Quaintly located on the corner of Teslina Street near the vibrant Cvjetni trg (Flower Square) Korčula restaurant is a fish restaurant named after the island of Korčula and inspired by the Dalmatia region. Or should we say uninspired? If you have any prior knowledge of Dalmatia, your expectations, at least when it comes to food, should be high. The restaurant’s ambition is to bait you in with their premium wine selection and the exquisite freshness of seafood served unpretentiously in an authentic Dalmatian nautical-themed setting. At least it’s what their marketing promises. Does it deliver on the promises or not? Well, some parts do.
First of all, both the indoor section and the outdoor terrace look lovely. The light blue striped tablecloths, rattan chairs and use of greenery that nicely provides cover from the sidewalk make a cute little dining atmosphere. And you can watch people passing by, which is always fun, right?
Yes, the wine list is pretty impressive; it features some of the best Croatian etiquettes: Bibich, Kozlović, Matošević, St. Hills, Rizman, Belje, Adžić, Krauthaker, Clai, Degrassi, Boškinac, Tomić, Korlat, Josić, Galić and many more... It’s the food and the service that fail to deliver on those promises. Korčula had positioned itself as one of the leading seafood restaurants in Zagreb in the past. It was a touch of the authentic Dalmatian cuisine in the heart of Zagreb and their main focus had always been serving unpretentious food made with the freshest ingredients. Unfortunately, it seems that those days are gone now. Our main gripe is the lack of passion, creativity, flavours and enthusiasm both in cooking and in presentation. As if nobody cares about treating the ingredients with respect they deserve or serving them in the best possible way in order to provoke their guests’ palates. We agree that when you work with seafood you want to keep things simple because the flavours of seafood are fragile and delicate and need little preparation to be outstanding. But the food in Korčula is not outstanding, it’s average at best. There is no excitement to it, no emotion.
We had grilled prawns and grilled scallops on arugula for starter. Most of the prawns were over-grilled and Barbara’s scallop was gritty. For the main we split a half-a-kilo grilled gilt-head bream served with Swiss chard and boiled potatoes. We were surprised at how little flavour there was. Just a pinch of salt, pepper and that’s it. No herb infused olive oil, rosemary branches, fresh garlic, perhaps some fleur de sel served on the side... (Not the worst idea, eh?) The Swiss chard and potatoes tasted as if they were warmed up. On the other hand, the bread basket was amazing because their homemade bread was simply delicious. But we didn’t come to a seafood restaurant for the bread. The service could certainly see some improvement, too.

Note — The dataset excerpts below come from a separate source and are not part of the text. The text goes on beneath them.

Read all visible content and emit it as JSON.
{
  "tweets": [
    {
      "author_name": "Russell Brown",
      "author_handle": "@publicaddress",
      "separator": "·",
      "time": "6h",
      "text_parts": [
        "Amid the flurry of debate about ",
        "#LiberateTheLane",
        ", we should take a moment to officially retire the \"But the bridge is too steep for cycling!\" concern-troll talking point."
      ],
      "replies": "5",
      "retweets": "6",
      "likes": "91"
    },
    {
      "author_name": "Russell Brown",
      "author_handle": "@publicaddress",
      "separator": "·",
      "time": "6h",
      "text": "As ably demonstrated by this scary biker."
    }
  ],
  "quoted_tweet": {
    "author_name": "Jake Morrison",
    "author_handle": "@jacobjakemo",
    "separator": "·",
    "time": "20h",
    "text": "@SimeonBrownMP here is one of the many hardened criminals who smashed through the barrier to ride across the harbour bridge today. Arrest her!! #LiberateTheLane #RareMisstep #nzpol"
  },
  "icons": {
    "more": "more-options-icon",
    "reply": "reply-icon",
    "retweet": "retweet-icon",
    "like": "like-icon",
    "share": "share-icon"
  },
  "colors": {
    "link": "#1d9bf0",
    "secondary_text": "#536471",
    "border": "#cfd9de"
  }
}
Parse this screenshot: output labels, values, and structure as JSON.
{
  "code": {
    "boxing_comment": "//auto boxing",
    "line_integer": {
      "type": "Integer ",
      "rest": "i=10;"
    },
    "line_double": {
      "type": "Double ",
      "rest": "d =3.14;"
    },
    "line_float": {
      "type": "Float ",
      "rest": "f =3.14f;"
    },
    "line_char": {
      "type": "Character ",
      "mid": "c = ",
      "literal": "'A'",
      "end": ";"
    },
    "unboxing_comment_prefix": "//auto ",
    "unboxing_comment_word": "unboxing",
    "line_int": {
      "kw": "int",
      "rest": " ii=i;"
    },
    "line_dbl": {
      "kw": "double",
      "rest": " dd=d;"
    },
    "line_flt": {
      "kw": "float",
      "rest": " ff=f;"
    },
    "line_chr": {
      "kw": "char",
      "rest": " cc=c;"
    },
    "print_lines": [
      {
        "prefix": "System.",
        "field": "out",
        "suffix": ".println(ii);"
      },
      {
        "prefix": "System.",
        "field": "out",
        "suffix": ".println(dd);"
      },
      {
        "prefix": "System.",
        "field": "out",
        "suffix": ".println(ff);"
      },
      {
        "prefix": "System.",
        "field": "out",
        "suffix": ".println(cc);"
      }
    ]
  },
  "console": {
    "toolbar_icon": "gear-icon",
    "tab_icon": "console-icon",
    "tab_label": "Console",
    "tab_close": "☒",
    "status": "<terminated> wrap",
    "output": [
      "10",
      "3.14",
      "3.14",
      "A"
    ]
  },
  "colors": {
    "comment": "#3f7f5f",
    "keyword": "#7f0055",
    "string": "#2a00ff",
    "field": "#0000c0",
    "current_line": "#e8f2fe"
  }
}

Although many locals still eat regularly in Korčula and the tourists are no strangers there, lately it seems that the restaurant needs to re-invent itself and stop resting on its laurels. Korčula’s overall vision is great and it definitely has the potential to be a first-class seafood destination, but the reality is another story. If you want average seafood at average prices, go to Korčula. Unfortunately, there aren’t many seafood restaurants left in Zagreb, which is embarrassing, to be honest. For the truly unforgettable authentic seafood experience, go to Istria and Dalmatia. There are plenty of fish (restaurants) in the sea.